Slightly sunburned and plenty relaxed from a summer excursion through the Caribbean with his wife, offensive coordinator Brad Childress returned home to learn the Browns had a new player.
While Childress was chilling, Cleveland selected wide receiver Josh Gordon in the NFL's supplemental draft.
The name didn't ring a bell.
"I got off a cruise boat and somebody said, 'We signed Josh Gordon,'" Childress said. "I said, 'Who's Josh Gordon?' Honestly."
Childress now knows Gordon well.
The rest of the league is quickly finding out about him, too.
With three touchdowns — two on passes over 60 yards — in the past two games, Gordon is becoming the big, play-making wide receiver the Browns have craved. At 6-foot-3, 225 pounds, the faster-than-he-looks Gordon has the physical makeup to be a star. It's up to the 21-year-old rookie, who was asked to leave Baylor after twice testing positive for marijuana, to make it happen.
"He can be tremendous," Browns tight end Benjamin Watson said. "He can make all the catches. He's fast. He's strong. The biggest thing with him or any young player is being consistent and learning how to practice. He can be as good as he wants to be. He just needs to improve on his weaknesses and he doesn't have many."
After catching seven passes in his first four games, Gordon has busted out the past two weeks.
He ran past New York's secondary and hauled in a 62-yard pass against the Giants for his first career touchdown on Oct. 7. He added a 20-yard TD in the fourth quarter. Last week against Cincinnati, Gordon hooked up for a 71-yard score, snagging rookie quarterback Brandon Weeden's wind-blown throw with one hand before racing to the end zone.
Those big plays have boosted Gordon's confidence. He was way behind when he joined the Browns because he sat out a full season after transferring from Baylor to Utah.
He's literally catching on.
"It's done a great deal just helping me gain confidence," he said after practice Thursday. "More trust in the offense, the team, the coaches, the quarterback, myself, just being real confident in knowing I can go out there and make plays."
Gordon nodded and smiled when told Childress didn't know who he was when the Browns took him in the second round of July's supplemental draft, forfeiting a second-round pick in next year's draft to get him.
"I believe it," Gordon said. "A lot of people really didn't. But now that I'm here, I definitely want to make a name for myself."
Gordon's evolution as a downfield target has given Cleveland's offense a much-needed shot in the arm.

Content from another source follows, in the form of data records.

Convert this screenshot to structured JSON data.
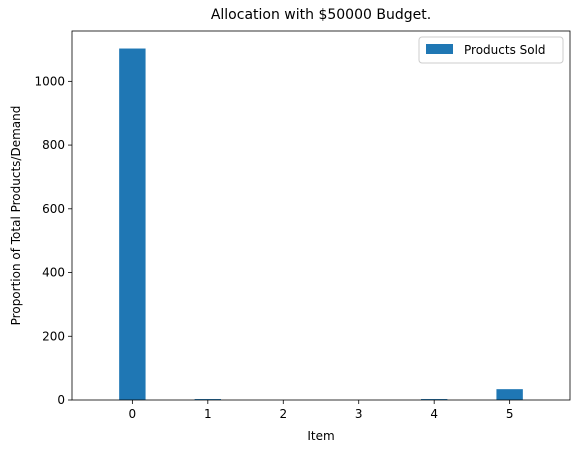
{
  "chart_data": {
    "type": "bar",
    "title": "Allocation with $50000 Budget.",
    "xlabel": "Item",
    "ylabel": "Proportion of Total Products/Demand",
    "categories": [
      "0",
      "1",
      "2",
      "3",
      "4",
      "5"
    ],
    "series": [
      {
        "name": "Products Sold",
        "values": [
          1103,
          3,
          0,
          0,
          3,
          34
        ],
        "color": "#1f77b4"
      }
    ],
    "ylim": [
      0,
      1158
    ],
    "yticks": [
      0,
      200,
      400,
      600,
      800,
      1000
    ],
    "ytick_labels": [
      "0",
      "200",
      "400",
      "600",
      "800",
      "1000"
    ],
    "grid": false,
    "legend_position": "top-right"
  }
}
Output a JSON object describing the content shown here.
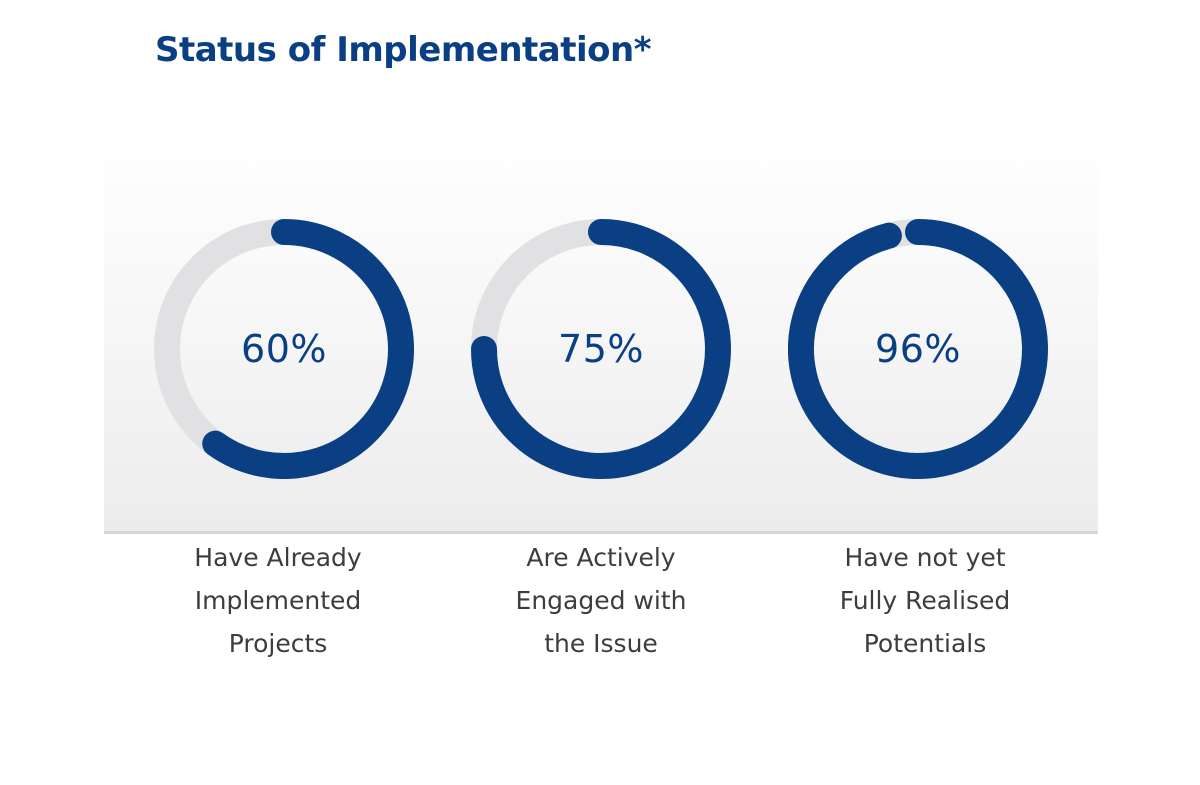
{
  "title": "Status of Implementation*",
  "colors": {
    "accent": "#0a3f83",
    "track": "#e1e1e3",
    "label": "#3d3d3d"
  },
  "chart_data": {
    "type": "donut",
    "items": [
      {
        "value": 60,
        "value_label": "60%",
        "label_lines": [
          "Have Already",
          "Implemented",
          "Projects"
        ]
      },
      {
        "value": 75,
        "value_label": "75%",
        "label_lines": [
          "Are Actively",
          "Engaged with",
          "the Issue"
        ]
      },
      {
        "value": 96,
        "value_label": "96%",
        "label_lines": [
          "Have not yet",
          "Fully Realised",
          "Potentials"
        ]
      }
    ]
  }
}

The Browns' lack of a deep threat has allowed defenses to cram the line of scrimmage and shut down the run. It's tough to break off a long gain with 22 players crammed inside a 10-yard box. Gordon, though, brings speed and quick-strike potential that teams have to honor, opening the field for the Browns — and expanding Childress' playbook.
Gordon's long TDs the past two weeks will make defenses wary.
"The fact that he's gotten behind some people and done it twice now," Childress said. "That won't happen all the time. Defenses are set up not to let you do that. They will be much more mindful of where he's at. It helps you take the top of things and move people away from the line of scrimmage and make them play you with a deep threat."
Gordon has seen mostly one-on-one coverage. If he continues to make big plays, he could force teams to double-team him, which could open things up for his teammates. It hasn't gotten to that point yet, but Gordon believes it it's just a matter of time before Cleveland's No. 13 is getting extra attention.
And if he doesn't?
"Hey, it's better for us," he said.
Because of his off-the-field troubles in college, Gordon came to the Browns as a player who had a lot to learn, and a lot to prove. He came with the label of a problem child, but Gordon has been a model citizen and is beginning to understand what it takes to be a pro.
It's taken a little longer than some expected, but Gordon is beginning to shine.
"I think the light is going on," Browns coach Pat Shurmur said. "He's making improvements. I made that comment based on what I see all week long, based on how I see him function in the building, based on the way I see him function in meetings and then how he's practicing more up to mine and our standards."
Gordon knows his past hurt his stock, and he understands why he would have been unknown to Childress.
"I was sitting out a whole year of college, I fell off the radar and I'm a long ways from where I was so I'm not surprised," he said. "But now that I've gotten my opportunity, I definitely want to come out and make a name for myself.
"Hopefully we can go back and laugh at it later."
NOTES: WR Greg Little was sent home with flu-like symptoms and missed practice. ... Shurmur expects RB Trent Richardson to play Sunday against the Colts. Richardson will wear a flak jacket to protecting a rib injury. ... Browns G Jason Pinkston also missed practice with an undisclosed illness. ... WR Travis Benjamin expects to dress this week after missing two games with a hamstring injury.